Basin Electric Power Cooperative cites competition with Bakken oil and gas production as the main source for its financial woes at its Dakota Gasification Co. Great Plains Synfuels Plant, an issue that could only get worse.
Natural gas already has low to no value in the state, said Justin Kringstad of the North Dakota Pipeline Authority.
“Where the value challenge comes in is North Dakota competes with Canada to get on the Northern Border Pipeline,” he said, a competition that is likely to intensify in coming years.
The current split on the pipeline is about 50/50 between North Dakota and Canada natural gas, Kringstad said, but by the mid-2020s, as more North Dakota natural gas is captured rather than flared, North Dakota production could be enough to take up the full capacity.
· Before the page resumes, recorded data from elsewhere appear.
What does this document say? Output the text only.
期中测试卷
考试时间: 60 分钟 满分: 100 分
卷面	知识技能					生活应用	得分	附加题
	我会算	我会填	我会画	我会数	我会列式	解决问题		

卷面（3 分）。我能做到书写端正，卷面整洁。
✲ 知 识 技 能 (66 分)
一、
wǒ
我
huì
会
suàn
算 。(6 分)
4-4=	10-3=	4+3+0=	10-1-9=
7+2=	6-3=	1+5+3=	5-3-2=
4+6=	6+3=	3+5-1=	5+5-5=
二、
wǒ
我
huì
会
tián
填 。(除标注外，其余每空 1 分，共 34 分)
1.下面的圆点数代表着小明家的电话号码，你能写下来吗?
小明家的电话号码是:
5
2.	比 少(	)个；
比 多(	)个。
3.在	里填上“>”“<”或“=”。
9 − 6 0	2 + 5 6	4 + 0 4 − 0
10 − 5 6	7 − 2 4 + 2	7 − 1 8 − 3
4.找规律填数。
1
Natural gas production increased 7.4 percent in April, setting another record at more than 2.24 billion cubic feet per day. And even more was being flared still.
Kringstad said producers already discount North Dakota’s natural gas to compete with Canada. They could lower the price even more as they vye for pipeline space.
Basin uses Northern Border, too, to transport synthetic natural gas from DGC, according to spokesman Curt Pearson. The company has contracts reserving their space. Pearson wasn’t sure of the time remaining on the contracts but it could eventually mean DGC is ousted from its method of transport in addition to competing with lower prices.
Kringstad said it costs between 75 cents and $1 per million British Thermal Units for gathering and processing of natural gas in the state. Pearson wouldn’t say how much it costs DGC to make its natural gas but said it’s safe to assume it’s more expensive.
“Basin will likely face more pressure in the future, not less,” Pearson said.